Reps & Warranties Insurance

Reps & Warranties

This is the first in a series of videos on reps and warranties insurance, which is a form of transactional liability insurance.  Transactional insurance is a valuable tool in mergers and acquisitions to help buyers and sellers facility transactions and offset certain liabilities on an insurance company. 

What are reps and warranties? 

Representations and warranties are a section of a purchase and sale agreement used to facilitate the sale of a company from a seller to a buyer.  It is a set of statements made by the seller regarding the condition of the company they are selling.  These statements can be things like the company is not engaged in any litigation, or there are no undisclosed liabilities, etc. 

This portion of the sales agreement is what the buyer relies upon to be true and accurate, and if the seller breaches these statements the buyer can seek indemnification for the costs of that breach from the seller.  

While the representations made in a sales agreement are statements of fact, it’s a negotiated allocation of risks.  Which party, is willing to take on which risks in a transaction and live by them, and if wrong will pay for those misstatements? 

 That of course is an oversimplification of the reps and warranties section of the sales agreement, but it gives you the basics of what comes next. 

When Rep and Warranties Insurance is used in a deal, the insurance company steps into the place of the seller to fund those indemnification requirements. 

In the middle market, about half of the private deals done are backed by Reps and Warranties Insurance, also known as R&W Insurance.  That percentage is likely higher when a Private Equity firm is involved on either side of the deal. 

Why is Reps & Warranties Insurance used in a sale of a company? 

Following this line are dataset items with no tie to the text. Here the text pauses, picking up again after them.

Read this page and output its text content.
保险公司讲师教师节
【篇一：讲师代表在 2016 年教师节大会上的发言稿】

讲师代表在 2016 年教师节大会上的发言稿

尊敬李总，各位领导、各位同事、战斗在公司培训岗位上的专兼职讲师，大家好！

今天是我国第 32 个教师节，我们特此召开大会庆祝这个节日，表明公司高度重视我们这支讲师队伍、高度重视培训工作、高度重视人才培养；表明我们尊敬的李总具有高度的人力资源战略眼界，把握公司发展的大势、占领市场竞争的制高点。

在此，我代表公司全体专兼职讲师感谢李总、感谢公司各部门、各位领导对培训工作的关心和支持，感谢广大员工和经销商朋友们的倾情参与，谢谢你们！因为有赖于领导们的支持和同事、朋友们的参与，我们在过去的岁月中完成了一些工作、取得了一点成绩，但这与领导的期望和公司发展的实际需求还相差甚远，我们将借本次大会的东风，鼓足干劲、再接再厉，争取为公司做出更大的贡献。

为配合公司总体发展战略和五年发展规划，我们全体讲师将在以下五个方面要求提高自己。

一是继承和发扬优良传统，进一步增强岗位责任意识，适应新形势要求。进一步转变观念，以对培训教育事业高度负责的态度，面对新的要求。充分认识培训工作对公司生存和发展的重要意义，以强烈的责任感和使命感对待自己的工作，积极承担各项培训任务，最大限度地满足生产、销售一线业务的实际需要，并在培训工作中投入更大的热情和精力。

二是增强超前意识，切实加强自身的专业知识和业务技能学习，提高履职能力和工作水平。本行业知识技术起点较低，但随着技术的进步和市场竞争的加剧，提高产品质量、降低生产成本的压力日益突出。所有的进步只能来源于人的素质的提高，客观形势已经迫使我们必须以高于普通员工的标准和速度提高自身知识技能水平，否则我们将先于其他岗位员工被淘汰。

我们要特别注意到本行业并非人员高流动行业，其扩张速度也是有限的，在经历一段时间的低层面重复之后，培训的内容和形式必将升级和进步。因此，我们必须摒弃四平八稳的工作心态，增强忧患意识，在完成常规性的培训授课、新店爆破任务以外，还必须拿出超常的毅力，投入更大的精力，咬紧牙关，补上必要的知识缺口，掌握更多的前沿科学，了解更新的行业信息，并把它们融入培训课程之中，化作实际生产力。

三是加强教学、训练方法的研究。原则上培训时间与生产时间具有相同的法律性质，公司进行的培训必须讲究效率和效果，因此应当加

Sellers assume the risk of potential liabilities which occurred while they owned the company but are only discovered after they sell the company.  If those liabilities cause financial damages to the buyer, the buyer will seek recovery from the seller. 

Sellers, especially in private companies, are often forced to escrow funds for some time to guarantee the security of the representations they’ve made in selling their company.   

 What sellers want though is the proceeds of the sale of their company once the transaction closes and be done with it.  They don’t want long-drawn-out escrow arrangements or the potential for a portion of their proceeds consumed by litigation or disputes. 

By purchasing R&W insurance much of this is resolved and the risks are transferred to an insurance company. 

R&W insurance can also help smooth out the transaction by simplifying the buyer/seller negotiations around representations and warranties; and, the buyer has reduced credit risk since any future claims are asserted against an insurer rather than the prior owners of the firm they purchased. 

In future posts, I’ll discuss Reps & Warranties Insurance focused on the small and medium-sized business market, targeting deals under $10M in enterprise value.